Digitalisierung bei Wohnungsunternehmen

Laut dem aktuellen Whitepaper „Kundenbeziehungsmanagement neu denken – Kundenservice verbessern“ der Aareon AG stellt der Digitalisierungstrend die Unternehmen der Wohnungswirtschaft vor neue Herausforderungen – bietet ihnen dabei vielfältige Chancen.

So hat das zunehmend digitalisierte Kommunikationsverhalten im Alltag und in der Arbeitswelt auch einen erheblichen Einfluss auf die Umsetzung einer mieterorientierten Strategie von Wohnungsunternehmen.

Ein modernes Customer-Relationship-Management (CRM) ist laut dem Mainzer Unternehmen für Wohnungsunter­nehmen daher ein wichtiges Werkzeug, um die Mieter durch ein umfangreiches Serviceangebot mit hoher Qualität zu binden und die Wettbewerbsfähigkeit zu steigern.

Einfacher Informationszugriff, schne­lle Reaktionsgeschwindigkeit sowie Erreichbarkeit rund um die Uhr sind Erfahrungen, die Mieter in anderen Branchen gesammelt haben. Das wünschen sie sich auch von ihrem Wohnungsunternehmen.

Insbesondere der Bereich Instandhaltung bietet hier erhebliches Potenzial. Im optimalen Zusammenspiel von Wohnungsunternehmen, Mietern und Handwerkern lässt sich der gesamte Prozess zwischen allen Beteiligten automatisieren und transparent gestalten.
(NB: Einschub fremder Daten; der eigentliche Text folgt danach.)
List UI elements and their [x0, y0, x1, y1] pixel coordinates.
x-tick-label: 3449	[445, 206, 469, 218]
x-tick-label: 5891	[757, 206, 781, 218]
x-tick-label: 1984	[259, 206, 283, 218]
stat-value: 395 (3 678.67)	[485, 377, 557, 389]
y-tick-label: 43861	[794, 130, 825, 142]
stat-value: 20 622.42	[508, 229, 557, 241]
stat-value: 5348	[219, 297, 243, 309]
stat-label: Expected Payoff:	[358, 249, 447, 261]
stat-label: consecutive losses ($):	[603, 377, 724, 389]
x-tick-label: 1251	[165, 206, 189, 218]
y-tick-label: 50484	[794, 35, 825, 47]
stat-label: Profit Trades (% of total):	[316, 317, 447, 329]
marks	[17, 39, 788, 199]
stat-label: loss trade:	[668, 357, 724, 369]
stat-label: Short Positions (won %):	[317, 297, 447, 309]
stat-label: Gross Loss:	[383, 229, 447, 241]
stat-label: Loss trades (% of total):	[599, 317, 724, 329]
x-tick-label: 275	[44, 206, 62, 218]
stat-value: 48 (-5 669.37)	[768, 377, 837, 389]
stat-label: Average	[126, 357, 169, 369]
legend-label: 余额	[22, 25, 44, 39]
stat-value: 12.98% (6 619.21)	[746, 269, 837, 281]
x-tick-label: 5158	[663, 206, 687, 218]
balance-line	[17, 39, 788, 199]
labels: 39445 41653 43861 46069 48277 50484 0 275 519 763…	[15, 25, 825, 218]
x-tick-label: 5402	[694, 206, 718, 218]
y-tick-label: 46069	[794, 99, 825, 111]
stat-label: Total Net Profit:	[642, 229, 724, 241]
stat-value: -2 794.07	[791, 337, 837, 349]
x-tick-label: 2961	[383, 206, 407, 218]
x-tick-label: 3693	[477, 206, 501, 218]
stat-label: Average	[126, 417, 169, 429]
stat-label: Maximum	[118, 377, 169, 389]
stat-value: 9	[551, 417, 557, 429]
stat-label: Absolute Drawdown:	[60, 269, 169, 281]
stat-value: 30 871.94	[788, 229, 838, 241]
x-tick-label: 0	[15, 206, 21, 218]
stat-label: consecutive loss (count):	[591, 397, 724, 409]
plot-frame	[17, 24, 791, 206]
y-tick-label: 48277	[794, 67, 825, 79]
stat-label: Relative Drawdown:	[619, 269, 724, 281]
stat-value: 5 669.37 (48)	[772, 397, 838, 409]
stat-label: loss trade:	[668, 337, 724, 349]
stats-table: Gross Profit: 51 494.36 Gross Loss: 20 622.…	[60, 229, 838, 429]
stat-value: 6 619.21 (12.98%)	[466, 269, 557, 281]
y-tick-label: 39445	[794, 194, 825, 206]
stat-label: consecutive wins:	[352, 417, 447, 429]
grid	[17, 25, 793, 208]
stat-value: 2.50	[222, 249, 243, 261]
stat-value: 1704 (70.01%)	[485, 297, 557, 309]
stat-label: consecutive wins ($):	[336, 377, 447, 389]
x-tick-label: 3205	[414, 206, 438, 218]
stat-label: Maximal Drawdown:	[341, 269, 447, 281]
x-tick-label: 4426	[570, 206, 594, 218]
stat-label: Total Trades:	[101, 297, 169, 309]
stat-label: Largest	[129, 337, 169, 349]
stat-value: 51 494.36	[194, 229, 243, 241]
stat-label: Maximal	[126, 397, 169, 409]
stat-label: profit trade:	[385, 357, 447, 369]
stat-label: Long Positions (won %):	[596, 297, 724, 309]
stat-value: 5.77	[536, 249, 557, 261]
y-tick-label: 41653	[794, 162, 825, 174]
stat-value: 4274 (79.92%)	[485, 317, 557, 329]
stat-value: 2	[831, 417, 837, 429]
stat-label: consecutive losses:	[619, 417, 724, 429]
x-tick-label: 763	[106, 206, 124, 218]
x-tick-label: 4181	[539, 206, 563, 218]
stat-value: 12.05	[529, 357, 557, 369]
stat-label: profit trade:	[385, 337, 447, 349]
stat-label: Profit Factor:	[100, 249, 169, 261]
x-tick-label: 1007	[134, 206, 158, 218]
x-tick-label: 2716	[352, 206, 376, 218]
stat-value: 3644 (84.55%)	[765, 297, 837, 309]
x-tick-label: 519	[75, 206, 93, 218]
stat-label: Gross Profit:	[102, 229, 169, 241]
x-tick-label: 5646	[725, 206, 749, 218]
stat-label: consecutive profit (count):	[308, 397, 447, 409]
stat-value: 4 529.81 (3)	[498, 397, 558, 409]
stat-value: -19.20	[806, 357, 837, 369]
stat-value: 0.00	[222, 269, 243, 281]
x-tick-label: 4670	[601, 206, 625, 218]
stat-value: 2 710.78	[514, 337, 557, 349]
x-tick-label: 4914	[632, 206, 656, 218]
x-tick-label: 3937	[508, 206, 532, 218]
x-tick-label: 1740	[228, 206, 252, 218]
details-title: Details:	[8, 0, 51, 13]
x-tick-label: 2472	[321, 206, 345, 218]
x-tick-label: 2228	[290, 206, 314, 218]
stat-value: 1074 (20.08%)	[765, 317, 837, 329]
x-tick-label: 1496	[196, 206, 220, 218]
Die Berater haben festgestellt, dass Wohnungsunternehmen dann besonders erfolgreich sind, wenn sie ihre Ziele konsequent auf die Mieter ausrichten und die Kundenbeziehungsprozesse systematisch gestalten. CRM betrifft dabei  alle Prozesse und Organisationseinheiten des Unternehmens. IT-Lösungen sind wesentliche Treiber und Unterstützer einer erfolgreichen CRM-Strategie. Ein ganzheitlich gestalteter CRM-Ansatz hilft, Unter­nehmens­ziele zu erreichen, wie zum Beispiel Mieterbindung, klare Markt­differenzierung, Transparenz, Effizienzsteigerung sowie Kostenreduzierung.

Dass Kundenbeziehungsmanagement heute ein entscheidendes Thema ist, um den wirtschaftlichen Erfolg eines Wohnungsunternehmens zu sichern, belegen auch andere Studien, zum Beispiel die Studien „Unternehmenstrends 2020“ und „Wohntrends 2030“ des GdW Bundesverband deutscher Wohnungs- und Immobilienunternehmen.